"So-called ‘face time’ is increasingly precious to all of us, which makes me wonder why we routinely waste so much time, at the beginning of meetings, by ‘going round the table’ to introduce ourselves to each other."
I was at a meeting this week where the introductions lasted almost until lunchtime, and one of the attendees had to leave before the introductions had finished. But in terms of the purpose of that particular meeting, long introductions seemed both necessary and useful.
In other meetings, especially where most of the people already know each other, the introductions are often skimped or omitted altogether. A bit of perfunctory small-talk and then down to business. From an ultra-rationalist perspective, this style might seem more efficient.
But what if systematically encouraging all the participants to exercise their voice-box and social manners before tackling the main business of the meeting resulted in a more effective discussion, to which the quieter and more thoughtful participants made a more significant contribution?

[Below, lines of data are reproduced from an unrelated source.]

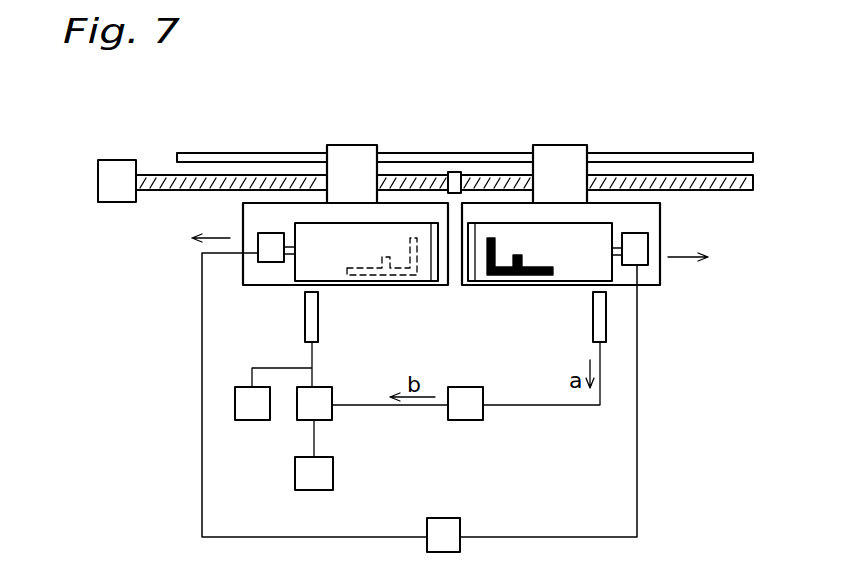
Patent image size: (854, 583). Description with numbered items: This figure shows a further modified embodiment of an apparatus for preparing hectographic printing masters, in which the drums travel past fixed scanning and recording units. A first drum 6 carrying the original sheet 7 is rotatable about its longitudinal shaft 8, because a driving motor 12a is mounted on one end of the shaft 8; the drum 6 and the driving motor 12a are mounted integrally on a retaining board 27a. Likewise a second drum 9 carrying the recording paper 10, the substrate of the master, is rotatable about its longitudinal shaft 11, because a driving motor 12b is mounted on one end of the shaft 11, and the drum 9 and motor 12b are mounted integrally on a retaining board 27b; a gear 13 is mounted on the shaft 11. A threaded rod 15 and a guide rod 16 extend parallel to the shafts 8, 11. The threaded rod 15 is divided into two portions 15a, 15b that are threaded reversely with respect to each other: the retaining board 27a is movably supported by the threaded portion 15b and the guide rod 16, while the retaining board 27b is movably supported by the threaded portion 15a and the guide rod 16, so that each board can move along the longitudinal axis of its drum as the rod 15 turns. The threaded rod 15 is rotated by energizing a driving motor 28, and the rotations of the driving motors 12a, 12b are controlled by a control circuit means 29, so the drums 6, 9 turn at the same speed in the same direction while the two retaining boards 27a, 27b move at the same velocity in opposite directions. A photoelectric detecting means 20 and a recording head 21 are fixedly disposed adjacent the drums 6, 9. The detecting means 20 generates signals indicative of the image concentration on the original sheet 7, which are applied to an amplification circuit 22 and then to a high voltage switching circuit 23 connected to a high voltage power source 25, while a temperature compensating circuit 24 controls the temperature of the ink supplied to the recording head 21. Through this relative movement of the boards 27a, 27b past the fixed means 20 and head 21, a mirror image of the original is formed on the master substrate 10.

The first drum 6 is at (614, 257).
The original sheet 7 is at (572, 263).
The horizontal shaft 8 is at (637, 266).
The second drum 9 is at (293, 263).
The recording paper 10 is at (333, 270).
The horizontal shaft 11 is at (290, 240).
The driving motor 12a is at (638, 240).
The driving motor 12b is at (267, 262).
The gear 13 is at (455, 174).
The threaded rod 15 is at (158, 173).
The threaded portion 15a is at (402, 177).
The threaded portion 15b is at (512, 177).
The guide rod 16 is at (240, 155).
The photoelectric detecting means 20 is at (598, 315).
The recording head 21 is at (314, 322).
The amplification circuit 22 is at (475, 412).
The high voltage switching circuit 23 is at (322, 410).
The temperature compensating circuit 24 is at (248, 412).
The high voltage power source 25 is at (300, 478).
The retaining board 27a is at (652, 268).
The retaining board 27b is at (250, 262).
The driving motor 28 is at (113, 192).
The control circuit means 29 is at (445, 530).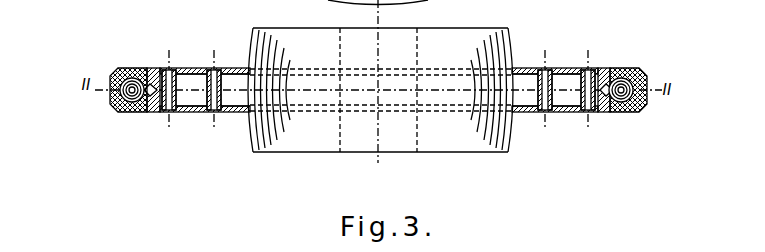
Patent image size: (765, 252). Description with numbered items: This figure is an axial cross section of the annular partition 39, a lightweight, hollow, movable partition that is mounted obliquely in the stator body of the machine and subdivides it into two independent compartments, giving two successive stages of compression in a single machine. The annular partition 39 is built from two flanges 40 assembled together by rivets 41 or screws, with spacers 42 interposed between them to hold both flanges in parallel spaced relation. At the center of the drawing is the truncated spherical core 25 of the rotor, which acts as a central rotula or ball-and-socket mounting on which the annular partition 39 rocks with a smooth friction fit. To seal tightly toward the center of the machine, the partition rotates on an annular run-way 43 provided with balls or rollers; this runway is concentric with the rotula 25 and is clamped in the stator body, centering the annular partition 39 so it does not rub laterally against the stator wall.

The truncated spherical core member 25 is at (492, 55).
The annular partition 39 is at (520, 83).
The flanges 40 is at (193, 113).
The rivets 41 is at (217, 68).
The spacers 42 is at (157, 67).
The annular run-way 43 is at (122, 112).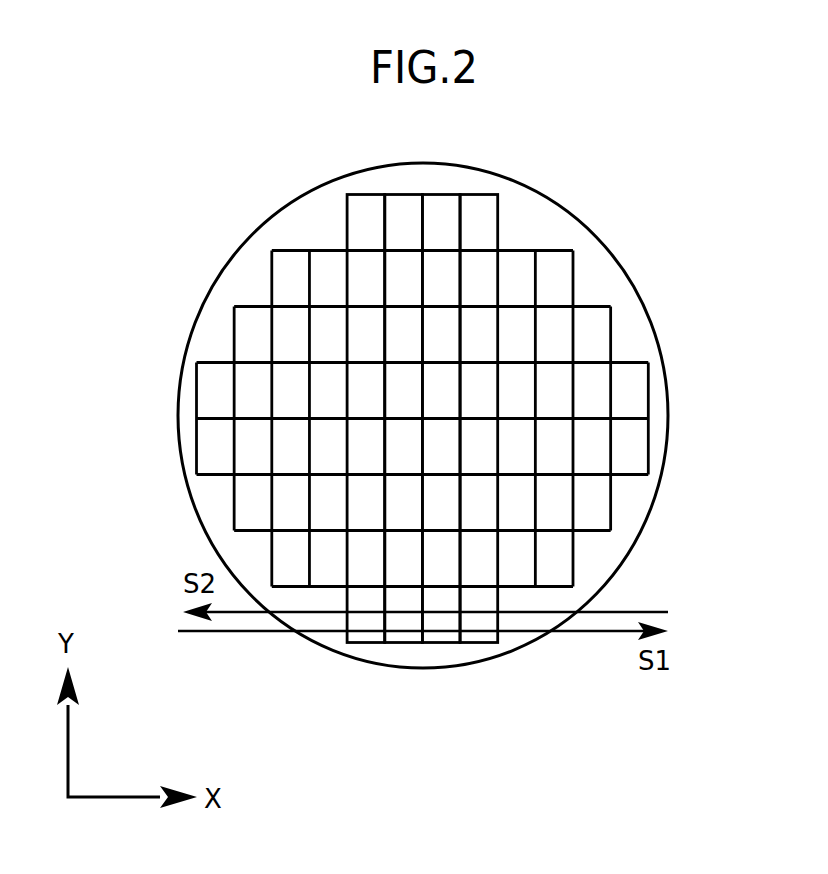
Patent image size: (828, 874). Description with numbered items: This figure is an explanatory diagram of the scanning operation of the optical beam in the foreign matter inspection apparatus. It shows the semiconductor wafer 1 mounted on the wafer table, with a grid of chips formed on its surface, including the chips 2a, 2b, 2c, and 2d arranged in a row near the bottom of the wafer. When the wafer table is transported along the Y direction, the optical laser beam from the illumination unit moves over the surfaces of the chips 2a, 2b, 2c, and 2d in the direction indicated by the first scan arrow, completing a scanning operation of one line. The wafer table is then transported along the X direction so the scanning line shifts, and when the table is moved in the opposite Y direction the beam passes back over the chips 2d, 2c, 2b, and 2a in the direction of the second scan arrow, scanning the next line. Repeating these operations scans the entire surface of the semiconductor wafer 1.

The semiconductor wafer 1 is at (180, 424).
The chip 2a is at (365, 643).
The chip 2b is at (402, 643).
The chip 2c is at (438, 643).
The chip 2d is at (477, 643).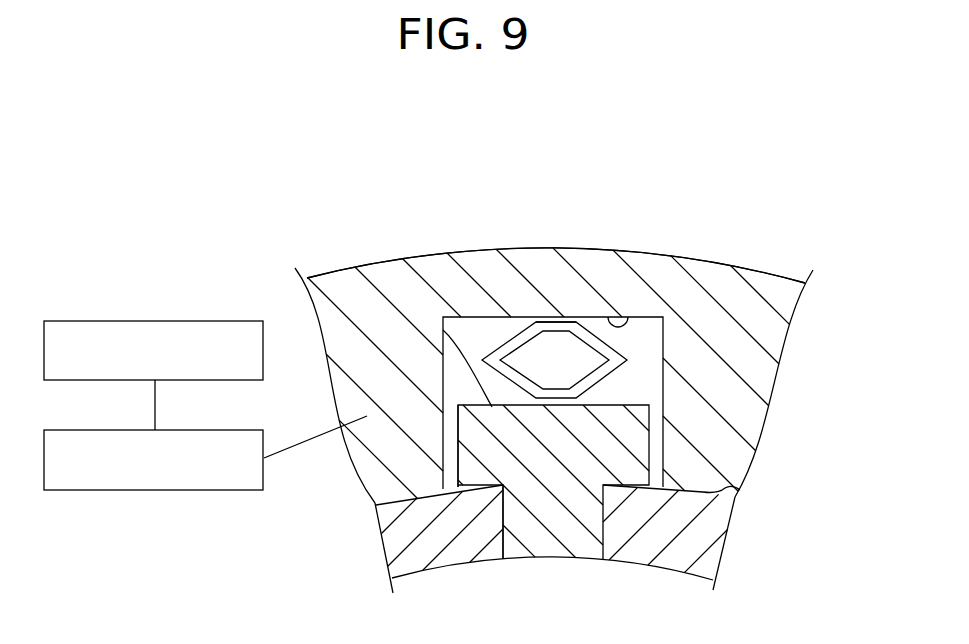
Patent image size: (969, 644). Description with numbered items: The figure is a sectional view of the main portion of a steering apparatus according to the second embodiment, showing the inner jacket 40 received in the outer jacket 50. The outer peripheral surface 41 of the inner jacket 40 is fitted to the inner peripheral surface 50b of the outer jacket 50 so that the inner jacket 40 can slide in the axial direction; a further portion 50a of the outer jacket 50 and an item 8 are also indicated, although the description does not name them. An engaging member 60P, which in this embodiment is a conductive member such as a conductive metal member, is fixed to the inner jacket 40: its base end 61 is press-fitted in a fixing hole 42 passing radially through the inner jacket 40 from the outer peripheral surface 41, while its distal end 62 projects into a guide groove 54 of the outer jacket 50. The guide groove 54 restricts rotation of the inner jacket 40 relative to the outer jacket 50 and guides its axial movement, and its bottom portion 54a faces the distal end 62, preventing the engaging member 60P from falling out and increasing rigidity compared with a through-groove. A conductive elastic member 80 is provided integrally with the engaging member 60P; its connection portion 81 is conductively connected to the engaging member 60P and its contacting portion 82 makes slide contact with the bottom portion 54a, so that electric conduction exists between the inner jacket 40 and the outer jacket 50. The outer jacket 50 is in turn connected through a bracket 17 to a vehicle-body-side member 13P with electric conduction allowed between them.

Would Colin still think that the ritual was a waste of time?
Watching the Australian Open on the television this week, it occurred to me that the introductions at the start of many business meetings served a similar purpose to the warm-up before a tennis match - helping the players to shake off the stress of waiting for the match to start, and also get used to the conditions of the court, before starting to compete in earnest.
If going around the table is really a waste of time, as Colin thinks, why do so many meetings do this? There must be some positive social effect that explains why people maintain this ritual. POSIWID - the purpose of a system is what it does.